Den Reisebüros, die sich auf Flugreisen spezialisiert haben und deshalb mit geringer Rendite um 0,8 Prozent arbeiten, sagte Glaser Überlebenskämpfe voraus. Wer in den vergangenen Boomjahren kein Fettpolster angesetzt habe, werde es jetzt schwer haben, meinte er. „Wer jetzt kein Bahngeschäft hat, hat garantiert ein leeres Büro.“

Das Inkassogeschäft von Bundesbahnfahrkarten macht beim DER etwa die Hälfte des Umsatzes aus. Es stieg im vergangenen Jahr um 4,6 Prozent auf gut 1,4 Milliarden Mark. Glaser sagte, die Bahn könne sich im Urlaubsgeschäft behaupten, wenn sie mehr Unterstützung von der Politik erhalte.

Amerikareisen als „großer“ und Städtereisen als „kleiner Urlaub“ waren im vergangenen Jahr die Säulen des Wachstums des Touristikgeschäfts. 125.318 Menschen flogen mit DER-Reisen über den großen Teich und gaben dafür 257 Millionen Mark aus, 7 Prozent mehr als 1989. Die Zuwachsrate bei den Städtereisen halbierte sich zwar im Vergleich zum Vorjahr, betrug aber immer noch 29,1 Prozent. 224.030 Kunden kauften dem Deutschen Reisebüro Kurztrips für 80 Millionen Mark ab.

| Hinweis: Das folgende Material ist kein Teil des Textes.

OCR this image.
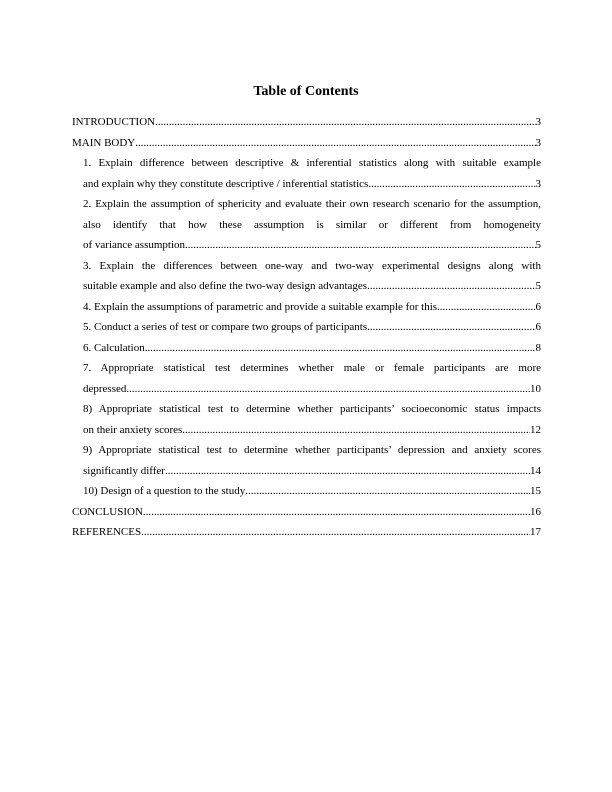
Table of Contents
INTRODUCTION .....	3
MAIN BODY .....	3
1. Explain difference between descriptive & inferential statistics along with suitable example
and explain why they constitute descriptive / inferential statistics .....	3
2. Explain the assumption of sphericity and evaluate their own research scenario for the assumption, also identify that how these assumption is similar or different from homogeneity
of variance assumption .....	5
3. Explain the differences between one-way and two-way experimental designs along with
suitable example and also define the two-way design advantages .....	5
4. Explain the assumptions of parametric and provide a suitable example for this .....	6
5. Conduct a series of test or compare two groups of participants .....	6
6. Calculation .....	8
7. Appropriate statistical test determines whether male or female participants are more
depressed .....	10
8) Appropriate statistical test to determine whether participants’ socioeconomic status impacts
on their anxiety scores .....	12
9) Appropriate statistical test to determine whether participants’ depression and anxiety scores
significantly differ .....	14
10) Design of a question to the study .....	15
CONCLUSION .....	16
REFERENCES .....	17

Reisen nach Australien und Neuseeland stiegen um 31 Prozent, nach Irland, das Glaser als typisches Angebot für IndividualistInnen bezeichnete, gar um 47,5 Prozent.

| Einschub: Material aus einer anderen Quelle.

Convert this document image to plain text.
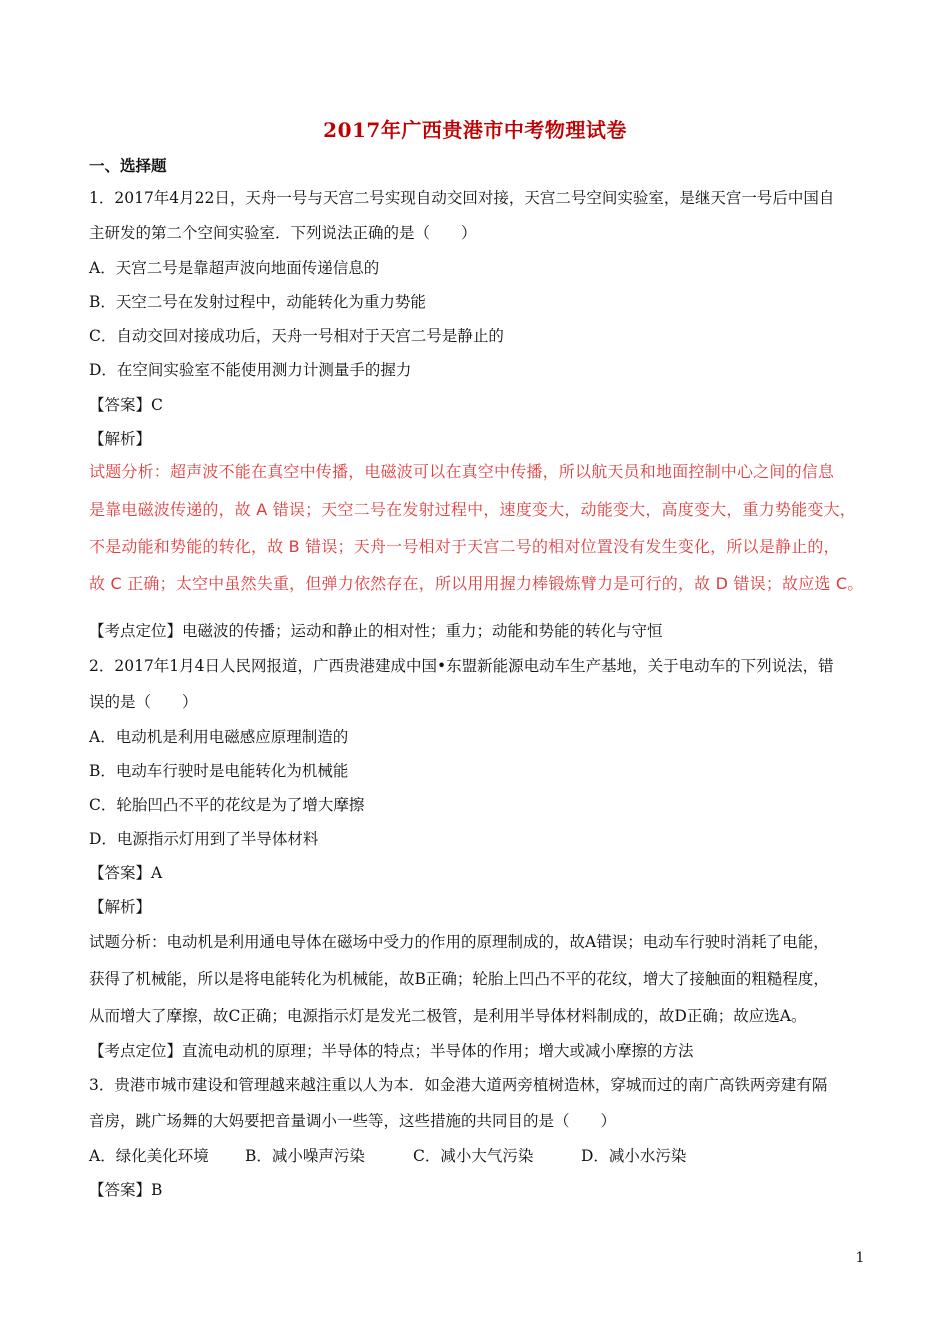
2017年广西贵港市中考物理试卷
一、选择题
1．2017年4月22日，天舟一号与天宫二号实现自动交回对接，天宫二号空间实验室，是继天宫一号后中国自
主研发的第二个空间实验室．下列说法正确的是（　　）
A．天宫二号是靠超声波向地面传递信息的
B．天空二号在发射过程中，动能转化为重力势能
C．自动交回对接成功后，天舟一号相对于天宫二号是静止的
D．在空间实验室不能使用测力计测量手的握力
【答案】C
【解析】
试题分析：超声波不能在真空中传播，电磁波可以在真空中传播，所以航天员和地面控制中心之间的信息
是靠电磁波传递的，故 A 错误；天空二号在发射过程中，速度变大，动能变大，高度变大，重力势能变大，
不是动能和势能的转化，故 B 错误；天舟一号相对于天宫二号的相对位置没有发生变化，所以是静止的，
故 C 正确；太空中虽然失重，但弹力依然存在，所以用用握力棒锻炼臂力是可行的，故 D 错误；故应选 C。
【考点定位】电磁波的传播；运动和静止的相对性；重力；动能和势能的转化与守恒
2．2017年1月4日人民网报道，广西贵港建成中国•东盟新能源电动车生产基地，关于电动车的下列说法，错
误的是（　　）
A．电动机是利用电磁感应原理制造的
B．电动车行驶时是电能转化为机械能
C．轮胎凹凸不平的花纹是为了增大摩擦
D．电源指示灯用到了半导体材料
【答案】A
【解析】
试题分析：电动机是利用通电导体在磁场中受力的作用的原理制成的，故A错误；电动车行驶时消耗了电能，
获得了机械能，所以是将电能转化为机械能，故B正确；轮胎上凹凸不平的花纹，增大了接触面的粗糙程度，
从而增大了摩擦，故C正确；电源指示灯是发光二极管，是利用半导体材料制成的，故D正确；故应选A。
【考点定位】直流电动机的原理；半导体的特点；半导体的作用；增大或减小摩擦的方法
3．贵港市城市建设和管理越来越注重以人为本．如金港大道两旁植树造林，穿城而过的南广高铁两旁建有隔
音房，跳广场舞的大妈要把音量调小一些等，这些措施的共同目的是（　　）
A．绿化美化环境 B．减小噪声污染	C．减小大气污染	D．减小水污染
【答案】B
1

Die Rückgänge bei Reisen in die Golfregion und nach China, wo die politische Situation das Geschäft ruinierte, bezifferte er für 1990 auf 50 Prozent.

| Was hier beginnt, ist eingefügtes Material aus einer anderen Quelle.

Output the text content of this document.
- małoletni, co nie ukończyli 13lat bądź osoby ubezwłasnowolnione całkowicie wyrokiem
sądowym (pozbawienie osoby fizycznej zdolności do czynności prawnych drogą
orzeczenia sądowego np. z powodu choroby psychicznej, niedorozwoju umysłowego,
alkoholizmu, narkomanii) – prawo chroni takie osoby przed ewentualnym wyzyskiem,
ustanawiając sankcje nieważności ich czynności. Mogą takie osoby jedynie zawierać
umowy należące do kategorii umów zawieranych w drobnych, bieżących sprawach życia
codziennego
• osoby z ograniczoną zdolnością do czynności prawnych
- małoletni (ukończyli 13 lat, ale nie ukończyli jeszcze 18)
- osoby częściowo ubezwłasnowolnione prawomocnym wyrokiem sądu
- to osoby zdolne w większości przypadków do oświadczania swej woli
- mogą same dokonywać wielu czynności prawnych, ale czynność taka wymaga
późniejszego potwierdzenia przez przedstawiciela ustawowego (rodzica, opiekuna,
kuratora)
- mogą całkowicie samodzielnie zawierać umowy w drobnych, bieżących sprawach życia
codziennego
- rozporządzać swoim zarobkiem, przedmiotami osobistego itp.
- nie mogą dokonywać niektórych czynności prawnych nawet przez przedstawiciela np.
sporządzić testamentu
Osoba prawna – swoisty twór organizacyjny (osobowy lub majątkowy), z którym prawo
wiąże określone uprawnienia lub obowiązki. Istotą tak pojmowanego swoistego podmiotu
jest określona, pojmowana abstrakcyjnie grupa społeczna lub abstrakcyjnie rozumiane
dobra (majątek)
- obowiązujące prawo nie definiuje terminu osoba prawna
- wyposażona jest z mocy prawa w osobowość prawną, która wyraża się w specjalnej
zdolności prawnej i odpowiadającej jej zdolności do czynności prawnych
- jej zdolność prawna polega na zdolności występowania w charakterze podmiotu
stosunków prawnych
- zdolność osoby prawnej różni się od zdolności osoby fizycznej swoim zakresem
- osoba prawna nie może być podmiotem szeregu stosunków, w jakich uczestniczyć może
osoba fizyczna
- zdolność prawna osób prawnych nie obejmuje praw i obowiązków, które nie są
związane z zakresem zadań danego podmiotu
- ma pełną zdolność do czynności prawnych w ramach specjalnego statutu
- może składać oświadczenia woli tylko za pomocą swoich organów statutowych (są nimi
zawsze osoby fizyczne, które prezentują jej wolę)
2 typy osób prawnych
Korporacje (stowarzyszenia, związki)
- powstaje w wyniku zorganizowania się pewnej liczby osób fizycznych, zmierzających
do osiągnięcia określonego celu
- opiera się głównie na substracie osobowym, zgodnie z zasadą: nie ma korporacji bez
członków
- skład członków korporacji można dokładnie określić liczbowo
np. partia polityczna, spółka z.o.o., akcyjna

Der anglo-niederländische Ölmulti Shell zählt hingegen zu den klaren Gewinnern des Krieges: Er konnte seinen Gewinn im letzten Quartal 1990, bedingt durch den starken Anstieg der Ölpreise nach Ausbruch der Golfkrise, um 69 Prozent gegenüber dem Vorjahreszeitraum steigern. Wie der Konzern in Houston mitteilte, machte er im letzten Quartal 1990 einen Gewinn von 446 Millionen Dollar; im Vorjahreszeitraum waren es 264 Millionen Dollar gewesen.